The Inherent Ambiguity in Pakistan’s Identity

Muslims in Pakistan then and now are a composite of various regional, class, and ethnic cultures that cannot be defined as solely “Islamic” or “un-Islamic.” While Islam is an integral part of these cultures, it’s not their sole basis. The state’s ideology is based on tactical Islam strategically deployed by groups from the elite aristocratic Punjabi and Muhajir classes.

The leadership’s inability to provide a coherent ideological basis for the new state, faced with diverse and conflicting ethnic and class interests, led them to present Islam as a symbol of pseudo-unity.

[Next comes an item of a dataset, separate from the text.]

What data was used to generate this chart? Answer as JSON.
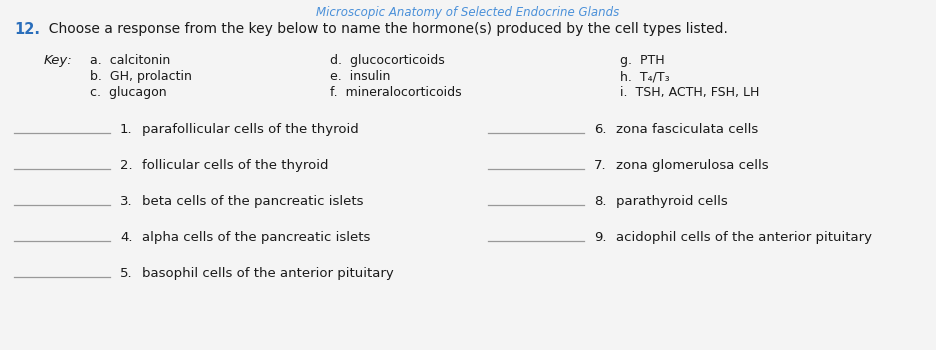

This further widened the divisions and ruptures in the polity of an already confused nation-to-be. The religious insufficiency became more apparent post-independence in events such as the secession of Bangladesh in 1971 where Muslims, who were in majority, were treated poorly by the Punjabi central government and denied their rights to co-exist as Muslim and Bengali. As a result, Pakistanis, pre- and post-Independence, have yet to agree on a broadly acceptable definition of Pakistani culture, with some emphasizing Muslim nationhood and Islam at the expense of regional and ethnic cultures and others assigning greater importance to geographical and historical factors, regarding religion as important but secondary.

Jinnah’s appeal to religion was always ambiguous, and this ambiguity played a significant role in the formation of Pakistan’s national and cultural identity. Since then, the challenge for Pakistan has been to develop a cohesive and inclusive national identity that celebrates its rich cultural diversity. Yet, the shadows of British-imported modernity to the Indian subcontinent are long, and the subsequent mix of Islam and politics that Jinnah employed has left a cloud of confusion on Pakistani national-cultural identity. Today, we can see the strategic role religion played in Pakistan’s creation; it was never the “traditional” or “primordial” aspect of nation-building it appeared to be. Rather, the use of religion was a product of contested forms of modernity which were so intertwined in the country’s independence seventy-five years ago, they are still having an impact today.